This morning we met the consultant who will operate to remove the kidney. His name is Mr Christmas and, as he had a baby last week, he is now Father Christmas (All corny jokes courtesy of Helen’s dad).
Here goes for the medical detail, as briefly as I can.
There are kidney tumours which don’t go into the renal vein and those that do. The latter makes it slightly more tricky to get it out. (Also means that sometimes bits of the tumour break away and whiz up the vein to the lungs). Quent’s does go into the renal vein, but only just.
Mr Christmas has taken out 475 kidneys, 182 of which went into the renal vein. He did one last week which went all the way up the vein and into the heart so Quent’s is relatively small fry to him.
The process is as follows.
1. Get the kidney out. Remove the enlarged lymph nodes at the same time. These may or may not be cancerous, but will come out. Taking them out is no problem as they work on the kidney and that won’t be there any more anyway.
2. Check out the pathology of the kidney and lymph nodes (Mr Christmas). Recover from operation (Quent).
3. Move under care of Professor Gore (oncologist and specialist in immunotherapy). There are little speckles on Quent’s lungs so they will re-scan the lungs a few times over the next few months. If the speckles don’t grow, we do nothing. If they do, we will move onto …

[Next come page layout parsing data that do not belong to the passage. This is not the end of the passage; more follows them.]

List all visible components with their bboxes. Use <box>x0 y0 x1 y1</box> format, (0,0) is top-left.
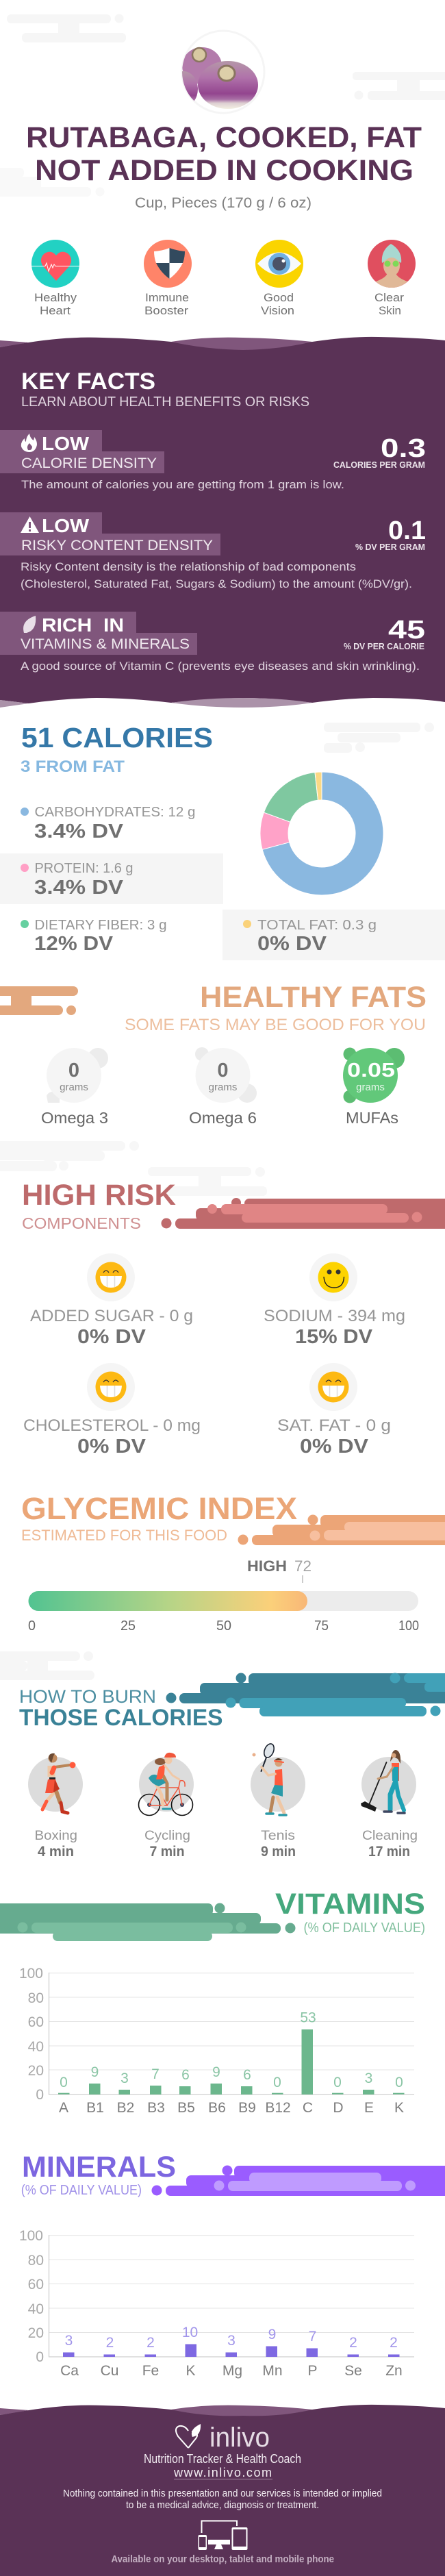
bar chart: vitamins: 3 <box>120 2071 129 2086</box>
icon: eye <box>255 240 303 288</box>
heading: key facts: KEY FACTS <box>21 368 155 395</box>
banner shape: green <box>0 1903 296 1941</box>
bar chart: vitamins: C <box>303 2100 313 2116</box>
benefit: clear skin: Skin <box>379 304 401 317</box>
gauge scale: 0 <box>28 1618 36 1634</box>
panel: key facts <box>0 337 445 708</box>
bar chart: minerals: 10 <box>182 2325 198 2340</box>
risk: cholesterol: 0% DV <box>77 1436 147 1458</box>
serving size: Cup, Pieces (170 g / 6 oz) <box>135 195 312 211</box>
bar chart: vitamins: K <box>394 2100 404 2116</box>
background cloud: burn <box>0 1651 94 1680</box>
icon: grin <box>96 1371 126 1403</box>
icon: shield <box>144 240 192 288</box>
title <box>26 121 422 187</box>
heading: healthy fats: HEALTHY FATS <box>200 981 427 1014</box>
activity: cycling <box>138 1753 194 1860</box>
stat: omega 6: Omega 6 <box>189 1109 257 1127</box>
title: NOT ADDED IN COOKING <box>35 154 414 187</box>
banner shape: teal <box>166 1673 445 1716</box>
bar chart: vitamins: E <box>364 2100 374 2116</box>
benefit: good vision: Vision <box>261 304 294 317</box>
benefit: clear skin <box>368 240 416 317</box>
gauge scale: 100 <box>398 1618 419 1634</box>
fact: risky content density: Risky Content density is the relationship of bad components <box>21 560 356 573</box>
icon: face mask <box>368 240 416 288</box>
fact: risky content density: RISKY CONTENT DENSITY <box>21 538 213 553</box>
panel: how to burn those calories <box>19 1673 445 1860</box>
bar chart: vitamins: 7 <box>151 2066 160 2082</box>
banner shape: purple <box>152 2166 445 2196</box>
legend: protein: PROTEIN: 1.6 g <box>34 861 133 876</box>
activity: cycling: 7 min <box>149 1844 185 1860</box>
stat: omega 3: 0 <box>68 1060 79 1081</box>
heading: HOW TO BURN <box>19 1686 156 1707</box>
bar chart: minerals: 3 <box>227 2333 236 2349</box>
bar chart: minerals: Se <box>344 2363 362 2379</box>
risk: sodium: SODIUM - 394 mg <box>264 1307 405 1325</box>
activity: cleaning: 17 min <box>368 1844 410 1860</box>
bar chart: minerals: 2 <box>147 2335 155 2351</box>
stat: MUFAs <box>343 1048 405 1127</box>
risk: saturated fat: 0% DV <box>300 1436 369 1458</box>
fact: calorie density: The amount of calories you are getting from 1 gram is low. <box>21 478 344 491</box>
background cloud: calories <box>324 723 434 753</box>
gauge scale: 50 <box>216 1618 231 1634</box>
bar chart: minerals <box>19 2228 414 2379</box>
bar chart: minerals: 80 <box>28 2253 44 2268</box>
fact: risky content density: LOW <box>42 515 90 536</box>
risk: sodium <box>264 1253 405 1348</box>
bar chart: minerals: Fe <box>142 2363 159 2379</box>
stat: MUFAs: 0.05 <box>347 1060 395 1081</box>
bar chart: minerals: 20 <box>28 2325 44 2341</box>
bar chart: vitamins: 53 <box>300 2010 316 2026</box>
icon: tennis player <box>252 1742 286 1815</box>
bar chart: vitamins: 40 <box>28 2039 44 2055</box>
bar chart: vitamins: B6 <box>208 2100 226 2116</box>
bar chart: vitamins: D <box>333 2100 344 2116</box>
stat: omega 6: grams <box>209 1081 237 1093</box>
legend: carbohydrates: CARBOHYDRATES: 12 g <box>34 805 196 820</box>
risk: sodium: 15% DV <box>295 1326 373 1348</box>
bar chart: vitamins: 0 <box>60 2075 68 2090</box>
fact: calorie density: 0.3 <box>381 434 426 463</box>
risk: saturated fat: SAT. FAT - 0 g <box>277 1416 391 1435</box>
availability note: Available on your desktop, tablet and mobile phone <box>111 2553 334 2565</box>
bar chart: vitamins: 0 <box>395 2075 403 2090</box>
food photo: rutabaga <box>169 31 264 113</box>
bar chart: minerals: 3 <box>65 2333 73 2349</box>
panel: minerals <box>19 2151 445 2379</box>
legend: total fat <box>243 918 377 955</box>
bar chart: vitamins: 9 <box>91 2064 99 2080</box>
icon: grin <box>318 1371 349 1403</box>
stat: MUFAs: grams <box>356 1081 385 1093</box>
subheading: SOME FATS MAY BE GOOD FOR YOU <box>125 1016 426 1034</box>
icon: person sweeping <box>361 1750 405 1813</box>
bar chart: vitamins: 60 <box>28 2014 44 2030</box>
legend: total fat: 0% DV <box>257 933 327 955</box>
benefit: good vision <box>255 240 303 317</box>
bar chart: vitamins: 0 <box>36 2087 44 2103</box>
benefit: immune booster: Immune <box>145 291 189 304</box>
legend: carbohydrates <box>21 805 196 842</box>
gauge scale <box>28 1618 419 1634</box>
icon: devices <box>199 2521 248 2550</box>
bar chart: minerals: 7 <box>309 2329 316 2344</box>
risk: added sugar <box>30 1253 193 1348</box>
panel: calories <box>0 722 445 960</box>
stat: omega 3 <box>41 1048 108 1127</box>
heading: glycemic index: GLYCEMIC INDEX <box>21 1491 297 1526</box>
bar chart: minerals: Cu <box>101 2363 118 2379</box>
benefit: immune booster: Booster <box>144 304 188 317</box>
fact: rich in vitamins and minerals: A good source of Vitamin C (prevents eye diseases and skin wrinkling). <box>21 660 420 673</box>
panel: vitamins <box>0 1888 425 2116</box>
gauge label: high 72: HIGH <box>247 1558 287 1575</box>
disclaimer: to be a medical advice, diagnosis or treatment. <box>126 2499 319 2511</box>
fact: calorie density: CALORIES PER GRAM <box>333 460 425 470</box>
risk: cholesterol: CHOLESTEROL - 0 mg <box>23 1416 201 1435</box>
bar chart: minerals: 60 <box>28 2277 44 2292</box>
panel: footer <box>0 2405 445 2576</box>
fact: calorie density <box>0 430 426 491</box>
fact: rich in vitamins and minerals: RICH IN <box>42 614 124 636</box>
legend: total fat: TOTAL FAT: 0.3 g <box>257 918 377 933</box>
bar chart: vitamins: B9 <box>238 2100 256 2116</box>
bar chart: minerals: 2 <box>106 2335 114 2351</box>
icon: warning <box>21 516 39 533</box>
activity: boxing: 4 min <box>38 1844 74 1860</box>
bar chart: vitamins: 6 <box>181 2067 190 2083</box>
legend: dietary fiber: 12% DV <box>34 933 114 955</box>
fact: risky content density: % DV PER GRAM <box>355 542 425 552</box>
bar chart: vitamins: B1 <box>86 2100 104 2116</box>
bar chart: minerals: Zn <box>385 2363 403 2379</box>
bar chart: vitamins: B5 <box>177 2100 195 2116</box>
tagline: Nutrition Tracker & Health Coach <box>144 2452 301 2466</box>
legend: dietary fiber <box>21 918 167 955</box>
risk: saturated fat <box>277 1363 391 1458</box>
activity: cleaning: Cleaning <box>362 1829 418 1843</box>
donut chart <box>260 772 383 895</box>
legend: protein <box>21 861 133 899</box>
bar chart: minerals: K <box>186 2363 196 2379</box>
heading: vitamins: VITAMINS <box>275 1888 425 1921</box>
subheading: LEARN ABOUT HEALTH BENEFITS OR RISKS <box>21 395 309 410</box>
panel: healthy fats <box>0 981 427 1127</box>
bar chart: minerals: Ca <box>60 2363 79 2379</box>
icon: grin <box>96 1262 126 1293</box>
bar chart: minerals: 100 <box>19 2228 43 2244</box>
bar chart: minerals: Mg <box>222 2363 242 2379</box>
bar chart: minerals: 9 <box>268 2327 276 2342</box>
fact: risky content density: 0.1 <box>388 516 426 545</box>
banner shape: red <box>162 1198 445 1229</box>
subheading: ESTIMATED FOR THIS FOOD <box>21 1527 227 1544</box>
fact: risky content density <box>0 512 426 590</box>
activity: cleaning <box>361 1750 418 1860</box>
bar chart: vitamins: 9 <box>212 2064 220 2080</box>
bar chart: minerals: Mn <box>262 2363 283 2379</box>
fact: risky content density: (Cholesterol, Saturated Fat, Sugars & Sodium) to the amount (%DV/gr). <box>21 577 412 590</box>
bar chart: vitamins: A <box>59 2100 68 2116</box>
bar chart: vitamins: 80 <box>28 1990 44 2006</box>
panel: glycemic index <box>21 1491 445 1634</box>
bar chart: minerals: 0 <box>36 2349 44 2365</box>
heading: calories: 51 CALORIES <box>21 722 213 753</box>
heading: high risk: HIGH RISK <box>22 1179 176 1212</box>
bar chart: minerals: 40 <box>28 2301 44 2317</box>
activity: boxing <box>28 1753 83 1860</box>
heading: THOSE CALORIES <box>19 1705 223 1731</box>
bar chart: vitamins: 20 <box>28 2063 44 2079</box>
website: www.inlivo.com <box>173 2466 272 2479</box>
bar chart: vitamins: 0 <box>333 2075 342 2090</box>
logo: inlivo heart <box>176 2424 201 2448</box>
subheading: components: COMPONENTS <box>22 1214 141 1232</box>
bar chart: vitamins: 6 <box>243 2067 251 2083</box>
background cloud: top right <box>353 72 445 100</box>
fact: calorie density: LOW <box>42 433 90 454</box>
gauge label: high 72 <box>247 1558 312 1583</box>
activity: tennis: 9 min <box>261 1844 296 1860</box>
icon: heart <box>31 240 79 288</box>
activity: tennis <box>251 1742 305 1860</box>
heading: minerals: MINERALS <box>22 2151 176 2184</box>
icon: cyclist <box>138 1753 193 1815</box>
fact: rich in vitamins and minerals: VITAMINS & MINERALS <box>21 636 190 652</box>
background cloud: high risk <box>0 1141 267 1196</box>
bar chart: vitamins: 0 <box>273 2075 281 2090</box>
gauge scale: 25 <box>120 1618 136 1634</box>
fact: calorie density: CALORIE DENSITY <box>21 455 157 471</box>
gauge scale: 75 <box>314 1618 329 1634</box>
gauge bar <box>29 1591 418 1611</box>
title: RUTABAGA, COOKED, FAT <box>26 121 422 154</box>
bar chart: minerals: P <box>307 2363 318 2379</box>
bar chart: vitamins: 100 <box>19 1966 43 1981</box>
heading <box>19 1686 223 1731</box>
icon: leaf <box>23 616 36 633</box>
icon: boxer <box>42 1753 75 1813</box>
subheading: (% OF DAILY VALUE) <box>304 1921 425 1936</box>
icon: flame <box>21 434 37 452</box>
banner shape: orange <box>238 1515 445 1545</box>
gauge label: high 72: 72 <box>294 1558 312 1575</box>
icon: smile <box>318 1262 349 1293</box>
benefit: healthy heart: Healthy <box>34 291 77 304</box>
background cloud: top left <box>7 14 126 42</box>
fact: rich in vitamins and minerals <box>0 612 425 673</box>
stat: omega 3: grams <box>60 1081 88 1093</box>
risk: added sugar: 0% DV <box>77 1326 147 1348</box>
disclaimer: Nothing contained in this presentation and our services is intended or implied <box>63 2488 382 2499</box>
row background: total fat <box>222 910 445 960</box>
benefit: healthy heart <box>31 240 79 317</box>
stat: omega 3: Omega 3 <box>41 1109 108 1127</box>
stat: omega 6: 0 <box>217 1060 229 1081</box>
bar chart: vitamins: B12 <box>265 2100 291 2116</box>
panel: high risk <box>22 1179 445 1458</box>
legend: protein: 3.4% DV <box>34 877 124 899</box>
benefit: immune booster <box>144 240 192 317</box>
legend: carbohydrates: 3.4% DV <box>34 821 124 842</box>
banner shape: orange <box>0 986 78 1015</box>
bar chart: vitamins: 3 <box>365 2071 372 2086</box>
legend: dietary fiber: DIETARY FIBER: 3 g <box>34 918 167 933</box>
fact: rich in vitamins and minerals: % DV PER CALORIE <box>344 642 424 651</box>
benefit: clear skin: Clear <box>374 291 404 304</box>
benefit: healthy heart: Heart <box>40 304 71 317</box>
bar chart: vitamins <box>19 1966 414 2116</box>
subheading: from fat: 3 FROM FAT <box>21 758 125 776</box>
bar chart: vitamins: B2 <box>117 2100 134 2116</box>
stat: omega 6 <box>189 1047 257 1127</box>
benefit: good vision: Good <box>264 291 294 304</box>
activity: tennis: Tenis <box>261 1829 295 1843</box>
risk: cholesterol <box>23 1363 201 1458</box>
bar chart: minerals: 2 <box>390 2335 398 2351</box>
background cloud: title left <box>0 168 104 197</box>
bar chart: vitamins: B3 <box>147 2100 165 2116</box>
risk: added sugar: ADDED SUGAR - 0 g <box>30 1307 193 1325</box>
activity: boxing: Boxing <box>34 1829 77 1843</box>
fact: rich in vitamins and minerals: 45 <box>388 616 425 645</box>
disclaimer <box>63 2488 382 2511</box>
row background: protein <box>0 853 223 904</box>
subheading: (% OF DAILY VALUE) <box>21 2183 142 2198</box>
logo text: inlivo <box>209 2423 270 2453</box>
stat: MUFAs: MUFAs <box>346 1109 398 1127</box>
bar chart: minerals: 2 <box>349 2335 357 2351</box>
activity: cycling: Cycling <box>144 1829 190 1843</box>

4. …Immunotherapy and possibly even some extremely new stuff called “sunitinib”. In the words of Mr Christmas “we have lots up our sleeve”.
When I had Oakley, every conversation at the hospital seemed to start “at your age”, including one which told me I was “obstetrically geriatric”. Quent keeps being told the opposite – how young he is for all this. We will henceforth be nicknaming him “pre-pubescent Quent”.